Now 19 years after its premier, Rent continues spreading the message of love, acceptance, and living under the shadow of AIDS and the show is still singing and dancing its way into the hearts of theatre lovers on the Gulf Coast. With its focus on homosexuality and the AIDS epidemic, many gay men and women remember the first time they saw it vividly. Jeff White, Executive Director of the Mississippi Gulf Coast Rainbow Center, says, "I cried nonstop. It was very hard and emotional because I’ve lost friends to that and I’ve seen what it can do."

According to the Human Rights Campaign, Mississippi has the tenth highest AIDS infection rate in the country, and Jackson, Mississippi has the fourth highest rate of all cities in the nation. White says Rent helps educate the public on common misconceptions about HIV, including the idea that it’s a disease that only affects the gay community. White also says, "It gives people who aren’t gay a false sense of security because it doesn’t discriminate. It’s not just something that happens to us or our community."

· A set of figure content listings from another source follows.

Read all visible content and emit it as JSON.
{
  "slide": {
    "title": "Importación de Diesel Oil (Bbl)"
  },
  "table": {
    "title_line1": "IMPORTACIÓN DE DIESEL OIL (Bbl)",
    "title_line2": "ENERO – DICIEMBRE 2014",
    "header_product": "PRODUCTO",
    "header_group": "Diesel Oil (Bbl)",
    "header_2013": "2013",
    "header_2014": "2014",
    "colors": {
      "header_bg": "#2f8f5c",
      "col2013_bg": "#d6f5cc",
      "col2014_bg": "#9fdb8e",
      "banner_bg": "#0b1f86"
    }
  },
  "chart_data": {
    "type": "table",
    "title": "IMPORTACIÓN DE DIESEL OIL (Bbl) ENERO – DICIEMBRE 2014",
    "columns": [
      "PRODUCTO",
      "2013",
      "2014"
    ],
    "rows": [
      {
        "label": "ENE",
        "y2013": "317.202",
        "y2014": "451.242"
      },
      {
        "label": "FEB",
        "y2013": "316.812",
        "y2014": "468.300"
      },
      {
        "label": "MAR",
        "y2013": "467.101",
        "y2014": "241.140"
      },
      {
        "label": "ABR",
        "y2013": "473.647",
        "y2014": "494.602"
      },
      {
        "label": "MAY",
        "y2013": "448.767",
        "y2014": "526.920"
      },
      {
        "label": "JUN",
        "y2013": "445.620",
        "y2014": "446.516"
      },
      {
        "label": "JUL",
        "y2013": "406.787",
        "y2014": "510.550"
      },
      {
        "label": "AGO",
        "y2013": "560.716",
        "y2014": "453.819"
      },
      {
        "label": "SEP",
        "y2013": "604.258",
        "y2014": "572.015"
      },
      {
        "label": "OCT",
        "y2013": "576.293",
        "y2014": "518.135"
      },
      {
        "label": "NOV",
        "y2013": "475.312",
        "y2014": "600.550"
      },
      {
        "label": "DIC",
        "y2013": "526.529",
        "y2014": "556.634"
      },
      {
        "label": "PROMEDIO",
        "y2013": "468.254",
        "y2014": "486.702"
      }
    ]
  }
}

William Shakespeare once said that all the world’s a stage, and the director of this show hopes that audiences will hear the messages being acted out on this stage Friday night and over the next two weeks. Cliff Thompson, Director of Rent, says, "At its core, this show is about acceptance. It involves a motley crew of main characters from all different walks of life, sexual orientations, races, cultures, and through them we see the idea that love brings people together."

The cast of the show didn’t know each other at first, but quickly became as close as family, just like the characters in the show. Thompson also says, "The idea of the found family, the group that isn’t your genetic family, and this cast has been a great representation of that. They gelled almost immediately." White closes, "These people didn’t know each other, but now they’re family. That’s how they’ve gotten through and it’s about survival and it’s so much like what our community goes through on a daily basis."

A portion of the proceeds will be donated to the Mississippi Gulf Coast Rainbow Center.